Four Times a First Kiss

I generally tell people that my first kiss was when I was 17. It was actually more of a make-out session that lasted for hours as we went from the Wharf to the Haight to the outer sunset and Golden Gate Park. He was a beautiful blond-haired Swede named Erik, whose English was accented just enough to seem exotic to me. I had met him that evening and never saw him again afterward. He tasted like rum-and-coke and his lips and tongue were so soft I felt like I could just sink into them forever. I thought the circumstances were kind of funny and surreal, but I enjoyed the freedom I felt of him not really knowing anything about me.

Technically it wasn’t my first kiss though. It was my first French kiss. It was my first, we both want this, arms tangled up together, bodies pressed together, kiss. The first time it didn’t seem incongruous to me that a boy was attracted to me; because 17-year-old me, or 16-year-old me, or 15-year-old me, or 22-year-old me for that matter really did not think that happened. Not really. And yet here he was eagerly participating; difficult to deny it.

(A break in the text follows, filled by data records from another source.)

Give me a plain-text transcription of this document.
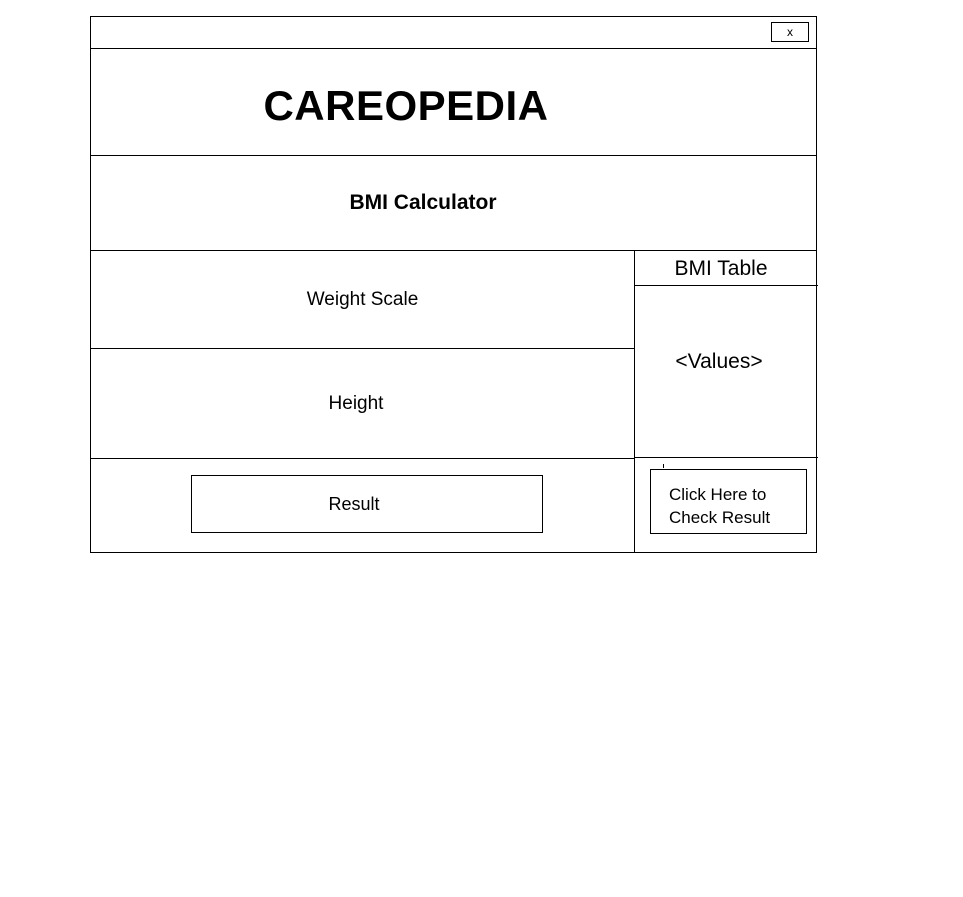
x
CAREOPEDIA
BMI Calculator
Weight Scale
Height
BMI Table
<Values>
Result	Click Here to
Check Result
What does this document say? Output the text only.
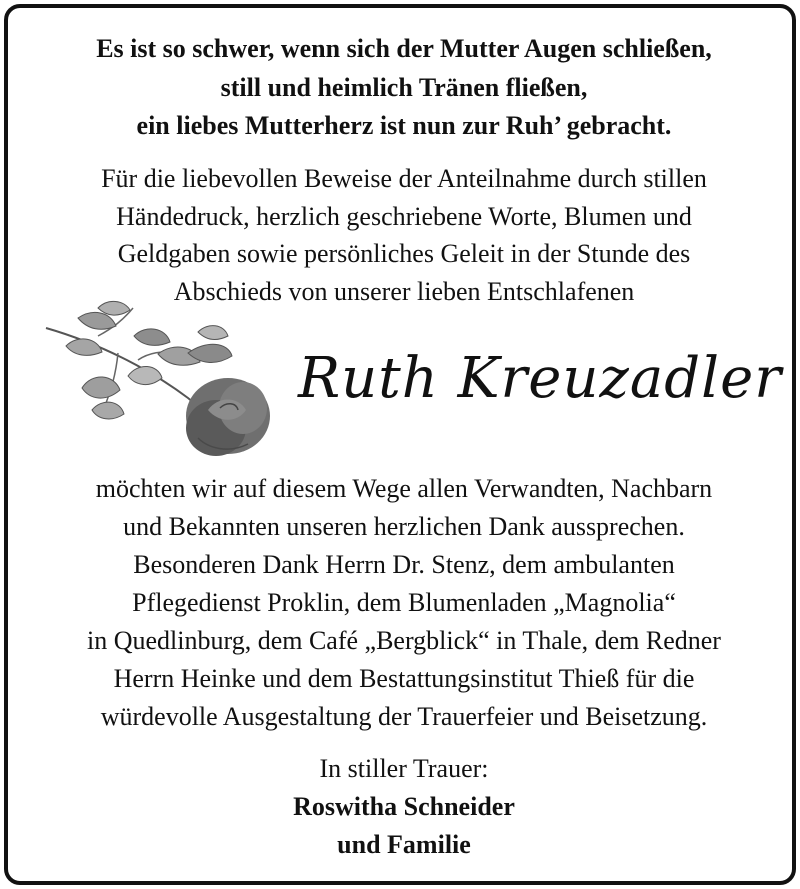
Es ist so schwer, wenn sich der Mutter Augen schließen,
still und heimlich Tränen fließen,
ein liebes Mutterherz ist nun zur Ruh’ gebracht.

Für die liebevollen Beweise der Anteilnahme durch stillen
Händedruck, herzlich geschriebene Worte, Blumen und
Geldgaben sowie persönliches Geleit in der Stunde des
Abschieds von unserer lieben Entschlafenen

Ruth Kreuzadler

möchten wir auf diesem Wege allen Verwandten, Nachbarn
und Bekannten unseren herzlichen Dank aussprechen.
Besonderen Dank Herrn Dr. Stenz, dem ambulanten
Pflegedienst Proklin, dem Blumenladen „Magnolia“
in Quedlinburg, dem Café „Bergblick“ in Thale, dem Redner
Herrn Heinke und dem Bestattungsinstitut Thieß für die
würdevolle Ausgestaltung der Trauerfeier und Beisetzung.

In stiller Trauer:
Roswitha Schneider
und Familie
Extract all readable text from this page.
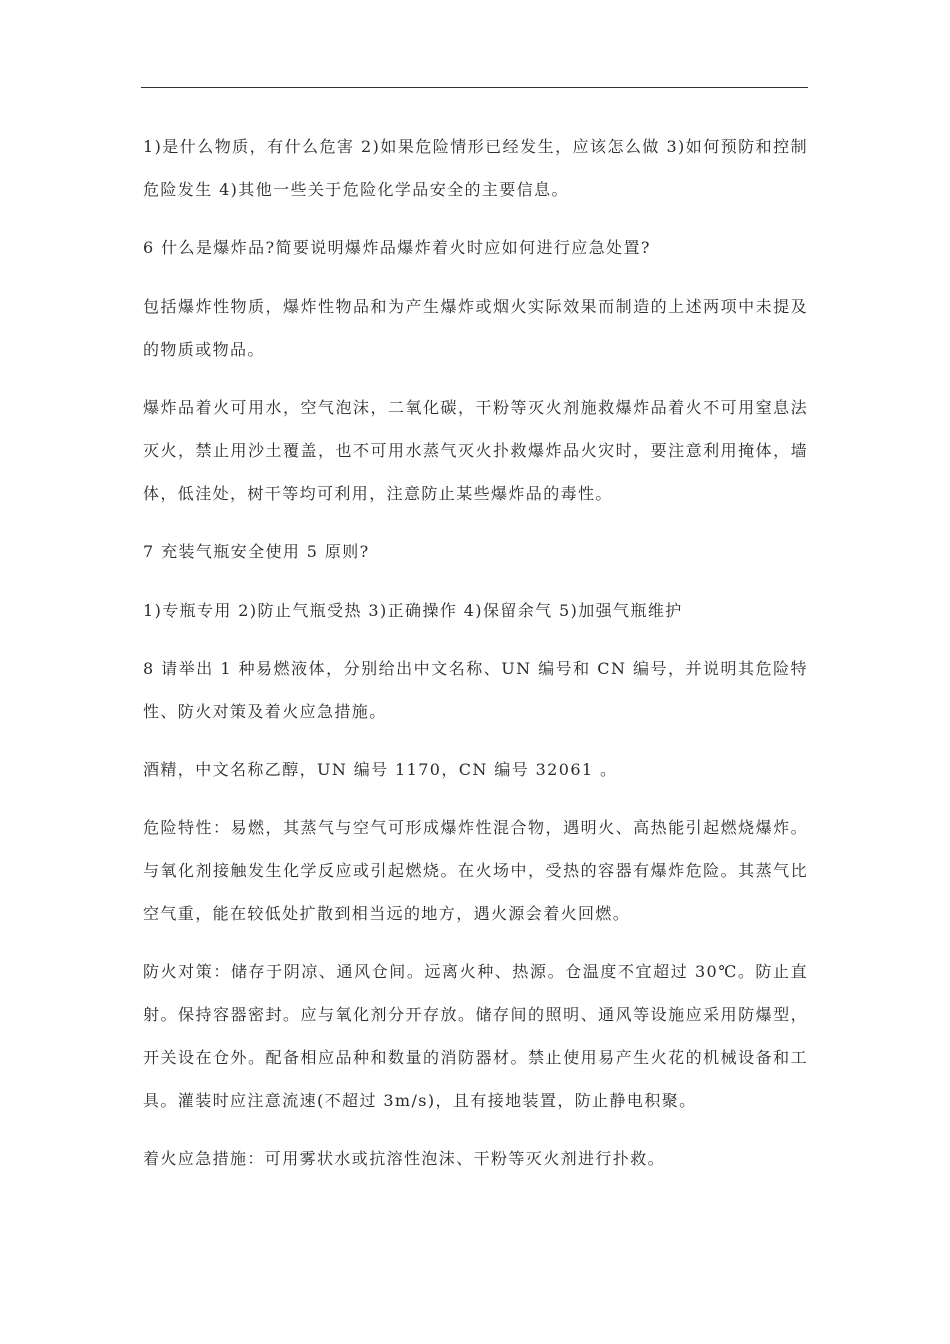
1)是什么物质，有什么危害 2)如果危险情形已经发生，应该怎么做 3)如何预防和控制危险发生 4)其他一些关于危险化学品安全的主要信息。

6 什么是爆炸品?简要说明爆炸品爆炸着火时应如何进行应急处置?

包括爆炸性物质，爆炸性物品和为产生爆炸或烟火实际效果而制造的上述两项中未提及的物质或物品。

爆炸品着火可用水，空气泡沫，二氧化碳，干粉等灭火剂施救爆炸品着火不可用窒息法灭火，禁止用沙土覆盖，也不可用水蒸气灭火扑救爆炸品火灾时，要注意利用掩体，墙体，低洼处，树干等均可利用，注意防止某些爆炸品的毒性。

7 充装气瓶安全使用 5 原则?

1)专瓶专用 2)防止气瓶受热 3)正确操作 4)保留余气 5)加强气瓶维护

8 请举出 1 种易燃液体，分别给出中文名称、UN 编号和 CN 编号，并说明其危险特性、防火对策及着火应急措施。

酒精，中文名称乙醇，UN 编号 1170，CN 编号 32061 。

危险特性：易燃，其蒸气与空气可形成爆炸性混合物，遇明火、高热能引起燃烧爆炸。与氧化剂接触发生化学反应或引起燃烧。在火场中，受热的容器有爆炸危险。其蒸气比空气重，能在较低处扩散到相当远的地方，遇火源会着火回燃。

防火对策：储存于阴凉、通风仓间。远离火种、热源。仓温度不宜超过 30℃。防止直射。保持容器密封。应与氧化剂分开存放。储存间的照明、通风等设施应采用防爆型，开关设在仓外。配备相应品种和数量的消防器材。禁止使用易产生火花的机械设备和工具。灌装时应注意流速(不超过 3m/s)，且有接地装置，防止静电积聚。

着火应急措施：可用雾状水或抗溶性泡沫、干粉等灭火剂进行扑救。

My actual first kiss was when I was 11 and a bully-friend forced me to play hooky from school and took me to her cousin’s house and made me play truth or dare – where we were only allowed to choose dare, and kissing her cousin was the only dare. Chaste little pecks on the lips. I didn’t want to kiss him; his breath smelled. It didn’t help that she kissed him too and this made me uncomfortable. Not long after I asked my mom to ground me and forbid me to play with this girl ever again, she was puzzled but obliged. I was grateful to have the ironclad out I’d needed to get away from this bully.

I chose not to count that as my first kiss. It was something else, like someone bumping into me or shoving me or grabbing my arm … unwanted.

The next kiss that would have been my first kiss was when I was fifteen, at the Dickens Fair and one of my castmates thought it was fun to flirt and drape himself around me (despite the fact that I was actually harboring a crush on someone else in the cast, and he knew that) and asking for a kiss – that I’d reluctantly give, but had made it clear “no tongue” and he’d, of course, try to dart his tongue into my mouth. I still remember it flitting between my lips like a snake’s. It was also not something I counted as a first kiss, it was stolen, a trick, unwanted.

I don’t remember my next first kiss, also when I was a sophomore, later in the spring. A friend, the boy I loved – or one of them anyway, I was 15 after all. But I blacked out during … sort of (not drunk) and don’t remember the kiss. I remember standing, while he sat in front of me. I had been circling him, trying to flirt my way into getting him to do something or other (talk to someone about a rumor I wanted cleared up), and had come to stop in front of him, somehow or other ended up with his arms around my waist and my arms resting on his shoulders. I honestly had no idea what was happening. We were talking, and looking at each other, and flirting, and then … nothing, total blackness, just a vague concept that there was a him and there was a me and we were nothing but piercing pinpoints of light in a vast nothingness that merged for a moment, wherein I ceased to exist. The next thing I remember, I was pulling back from him. I thought he was looking at me funny and I was wiping the corners of my mouth which were inexplicably wet. I stepped back and continued whatever I’d been saying before the blackout. It didn’t even occur to me that maybe we’d kissed until I was on the bus halfway home. But mostly I had this nagging fear that I’d simply leaned forward and drooled on him. I was mortified and never mentioned it, talked to him about it, or in any way acknowledged I remembered anything. He never mentioned it, never talked to me about it and I don’t think ever indicated anything had happened.

A couple years later, during my senior year, I had a fight with a friend over him who claimed she’d seen us kissing “many times”. It confused me so much I couldn’t follow the rest of our argument, I thought she was crazy. I adamantly denied it and she stuck to her claim. I could not fathom how she could be so sure she’d seen this more than once when I couldn’t be sure it had ever happened at all. I dismissed it, she’d been mistaken, she’d assumed other moments where we were just talking or hugging had been a kiss. Over the years when I’d think of those two events – the nothingness when I was 15 and at 17 with the Bacardi flavored Erik – the former felt confusing and uncomfortable and I felt ambivalent about the latter. Both were indicative of my tendency to remove myself from vulnerability, but the memory of making out on the wharf was more tangible and fun, less embarrassing. Eventually, it all faded and when the “first kiss” topic would come up I’d tell the Erik-the-Swede tale. In recent years I’d pretty much forgotten there was any other story; the other events shelved under different topics that didn’t connect.

Then I had a dream. It was nothingness. Just two pinpoints of light existing in a vast nothingness but years apart, on a different timeline.